"And the poem, I think, is only your voice speaking." - Virginia Woolf
It gets hard sometimes to find the right words, the right language and almost impossible to find the right people.
I'm so far away now, in that fragile second which separates an old day from a new one, it makes me feel like I live the past, the present and the future in the same time.
I'm sitting by the window, I'm looking at the sky, the wind is gone now, it's just a quite night of October, the lights cover the stars, you cover my mind, my soul, the quite human being that sometimes I dare to call "myself".
But baby, I always knew.
I never thought about myself as being what you need, not even what you want. But life put me there, and I couldn't leave anymore, because your presence has started to have an intense shape in my mind and I started to think about you, not all the time as a lover, but as someone who would keep your head in her lap, covering your face with the touch of some fingers which love your skin, and your lips, and the fact that you exist. For me, it was intense and, as it always is, confusing.

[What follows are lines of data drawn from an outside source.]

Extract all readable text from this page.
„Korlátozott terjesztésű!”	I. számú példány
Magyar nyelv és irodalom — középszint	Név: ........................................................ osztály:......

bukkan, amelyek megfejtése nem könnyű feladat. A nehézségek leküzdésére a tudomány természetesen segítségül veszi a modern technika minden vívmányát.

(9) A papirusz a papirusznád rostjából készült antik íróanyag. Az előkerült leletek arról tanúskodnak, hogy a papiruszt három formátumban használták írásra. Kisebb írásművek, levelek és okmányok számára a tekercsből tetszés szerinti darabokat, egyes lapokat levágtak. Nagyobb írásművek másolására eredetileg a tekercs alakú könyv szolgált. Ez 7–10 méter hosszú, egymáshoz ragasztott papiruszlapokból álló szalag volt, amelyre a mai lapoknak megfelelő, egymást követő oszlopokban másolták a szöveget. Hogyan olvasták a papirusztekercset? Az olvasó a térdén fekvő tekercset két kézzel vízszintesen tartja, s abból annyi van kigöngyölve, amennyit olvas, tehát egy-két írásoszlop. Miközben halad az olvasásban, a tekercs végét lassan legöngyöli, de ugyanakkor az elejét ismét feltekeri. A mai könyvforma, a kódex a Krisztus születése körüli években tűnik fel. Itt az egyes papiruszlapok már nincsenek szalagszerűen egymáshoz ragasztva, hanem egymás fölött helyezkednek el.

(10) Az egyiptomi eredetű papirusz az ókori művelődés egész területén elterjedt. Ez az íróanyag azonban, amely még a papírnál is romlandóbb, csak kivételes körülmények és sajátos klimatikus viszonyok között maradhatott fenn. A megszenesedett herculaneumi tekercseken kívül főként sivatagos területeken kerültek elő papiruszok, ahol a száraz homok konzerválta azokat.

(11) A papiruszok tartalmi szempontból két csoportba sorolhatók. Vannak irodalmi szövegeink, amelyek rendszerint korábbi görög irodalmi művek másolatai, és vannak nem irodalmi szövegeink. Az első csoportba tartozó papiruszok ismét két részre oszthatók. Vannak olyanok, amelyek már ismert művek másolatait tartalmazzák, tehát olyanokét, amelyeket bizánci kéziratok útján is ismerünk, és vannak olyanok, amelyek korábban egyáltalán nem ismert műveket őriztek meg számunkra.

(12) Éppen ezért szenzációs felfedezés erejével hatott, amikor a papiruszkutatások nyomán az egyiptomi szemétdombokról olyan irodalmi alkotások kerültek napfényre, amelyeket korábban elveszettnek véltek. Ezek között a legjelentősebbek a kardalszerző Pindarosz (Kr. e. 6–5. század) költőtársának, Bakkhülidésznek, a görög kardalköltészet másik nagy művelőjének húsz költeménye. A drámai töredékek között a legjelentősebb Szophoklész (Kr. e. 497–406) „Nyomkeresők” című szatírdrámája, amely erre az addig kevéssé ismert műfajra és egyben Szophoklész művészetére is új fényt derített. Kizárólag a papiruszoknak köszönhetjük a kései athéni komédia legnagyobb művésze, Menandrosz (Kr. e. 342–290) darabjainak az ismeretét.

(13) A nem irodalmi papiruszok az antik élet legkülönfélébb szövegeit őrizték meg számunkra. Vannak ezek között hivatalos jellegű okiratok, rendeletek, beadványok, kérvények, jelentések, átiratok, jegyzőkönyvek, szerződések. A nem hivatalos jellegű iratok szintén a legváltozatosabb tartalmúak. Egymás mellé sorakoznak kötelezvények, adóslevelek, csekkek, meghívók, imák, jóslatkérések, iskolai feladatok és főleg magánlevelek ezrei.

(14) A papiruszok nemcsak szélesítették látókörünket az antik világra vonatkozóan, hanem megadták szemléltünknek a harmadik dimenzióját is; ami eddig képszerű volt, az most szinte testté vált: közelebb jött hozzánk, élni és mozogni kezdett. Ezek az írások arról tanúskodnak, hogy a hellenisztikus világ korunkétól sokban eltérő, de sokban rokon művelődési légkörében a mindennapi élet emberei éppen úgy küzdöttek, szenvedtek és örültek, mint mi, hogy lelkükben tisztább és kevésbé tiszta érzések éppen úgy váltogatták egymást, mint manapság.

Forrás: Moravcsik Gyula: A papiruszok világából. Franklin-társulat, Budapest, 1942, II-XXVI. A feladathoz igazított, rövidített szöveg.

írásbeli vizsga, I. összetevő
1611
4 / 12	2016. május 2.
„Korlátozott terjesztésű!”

But I always knew that you will never remain in my lap, not even in my deepest dreams because now I know, just as I know that above me are some powerful stars, that who I am can't try to figure out who you are for so long.

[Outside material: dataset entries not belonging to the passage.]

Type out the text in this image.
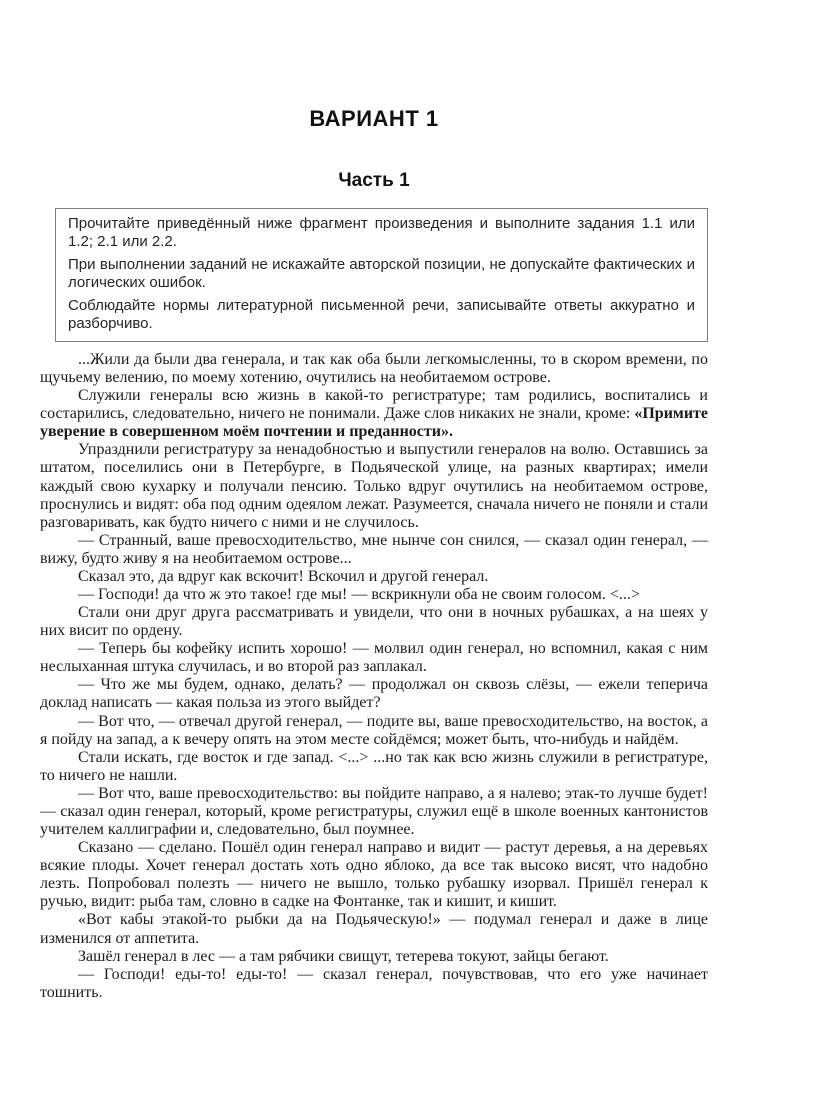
ВАРИАНТ 1
Часть 1

Прочитайте приведённый ниже фрагмент произведения и выполните задания 1.1 или 1.2; 2.1 или 2.2.

При выполнении заданий не искажайте авторской позиции, не допускайте фактических и логических ошибок.

Соблюдайте нормы литературной письменной речи, записывайте ответы аккуратно и разборчиво.

...Жили да были два генерала, и так как оба были легкомысленны, то в скором времени, по щучьему велению, по моему хотению, очутились на необитаемом острове.

Служили генералы всю жизнь в какой-то регистратуре; там родились, воспитались и состарились, следовательно, ничего не понимали. Даже слов никаких не знали, кроме: «Примите уверение в совершенном моём почтении и преданности».

Упразднили регистратуру за ненадобностью и выпустили генералов на волю. Оставшись за штатом, поселились они в Петербурге, в Подьяческой улице, на разных квартирах; имели каждый свою кухарку и получали пенсию. Только вдруг очутились на необитаемом острове, проснулись и видят: оба под одним одеялом лежат. Разумеется, сначала ничего не поняли и стали разговаривать, как будто ничего с ними и не случилось.

— Странный, ваше превосходительство, мне нынче сон снился, — сказал один генерал, — вижу, будто живу я на необитаемом острове...

Сказал это, да вдруг как вскочит! Вскочил и другой генерал.

— Господи! да что ж это такое! где мы! — вскрикнули оба не своим голосом. <...>

Стали они друг друга рассматривать и увидели, что они в ночных рубашках, а на шеях у них висит по ордену.

— Теперь бы кофейку испить хорошо! — молвил один генерал, но вспомнил, какая с ним неслыханная штука случилась, и во второй раз заплакал.

— Что же мы будем, однако, делать? — продолжал он сквозь слёзы, — ежели теперича доклад написать — какая польза из этого выйдет?

— Вот что, — отвечал другой генерал, — подите вы, ваше превосходительство, на восток, а я пойду на запад, а к вечеру опять на этом месте сойдёмся; может быть, что-нибудь и найдём.

Стали искать, где восток и где запад. <...> ...но так как всю жизнь служили в регистратуре, то ничего не нашли.

— Вот что, ваше превосходительство: вы пойдите направо, а я налево; этак-то лучше будет! — сказал один генерал, который, кроме регистратуры, служил ещё в школе военных кантонистов учителем каллиграфии и, следовательно, был поумнее.

Сказано — сделано. Пошёл один генерал направо и видит — растут деревья, а на деревьях всякие плоды. Хочет генерал достать хоть одно яблоко, да все так высоко висят, что надобно лезть. Попробовал полезть — ничего не вышло, только рубашку изорвал. Пришёл генерал к ручью, видит: рыба там, словно в садке на Фонтанке, так и кишит, и кишит.

«Вот кабы этакой-то рыбки да на Подьяческую!» — подумал генерал и даже в лице изменился от аппетита.

Зашёл генерал в лес — а там рябчики свищут, тетерева токуют, зайцы бегают.

— Господи! еды-то! еды-то! — сказал генерал, почувствовав, что его уже начинает тошнить.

I wanted, I tried, as I always do.
I'm tired, lonely, but not exactly sad.
I miss you already.
I'm trying to avoid my own thoughts, the ones that are telling me how I'm going to spend the rest of my life without you and without the one who changed everything. It terrifies me. I know I must let go, cause you are not even concerned about tomorrow, about how you are going to feel knowing that I won't be there anymore. That I'm not. Not in the mornings, when it's too hard for you to wake up, not in the nights, when it's too hard for me to fall asleep..
But I will let my mind to wander to a memory that my heart has chosen.
The day when I saw you after two years of not knowing anything about you. I had forgotten how dark your hair is, the forest that you keep inside your eyes, the softness of your cheeks. Later, I remembered the sweet taste of your lips and my ribs recognized your hands when you were touching my so imperfect body.
It felt good every time.
I don't know why you've been in my life, which is the lesson, but I surely know that I'm going to miss it, among with so many other things that exist inside of you.
I don't think I have ever got the chance to fully know you, I can't tell too many things about your past, or about what you feel. I wanted to respect your desire of solitude, because I knew that, despite of our silence, you recognized my unselfish love. I wish you would have feel the same about me.
But I always knew that you didn't. That you don't.
I'm not mad anymore. Not on you, not even on him. I am disappointed of how things turned out, of who I am, of who I couldn't be for you and, sometimes, I am trying to fall asleep without blaming myself over and over again. In some days, I fight with my memories. With the clear shape of you which I have in my heart. The one that is dragging me back to a long nostalgia. And then, I am sad.
I only hope that, later in life, I will be able to understand what went wrong, what is wrong with me, why I couldn't keep you more, why I couldn't find myself.
But I am in a beautiful place, in the middle of a difficult life which somehow I enjoy because it gives me the freedom that I wanted all the time. I'm grateful because I know what it means to be here, I'm happy because I know that this time is not coming back. Just like you.
It's been a while since I had been writing, I had too many things to say. So many that I just decided to keep them in my heart, but you, I always have to put you on paper. I can't handle you by myself, I have to scream to this destiny, to this white sheet, to release my heart just before tomorrow.
I also wanted to say goodbye, cause I have never got the chance.
But baby, you always knew.
My love for you will be a mark on my youth, on my being. I hope that, in the darkest days of your life, you will know what a light in my soul is this love of mine and maybe, just maybe, it will light your life a little bit too.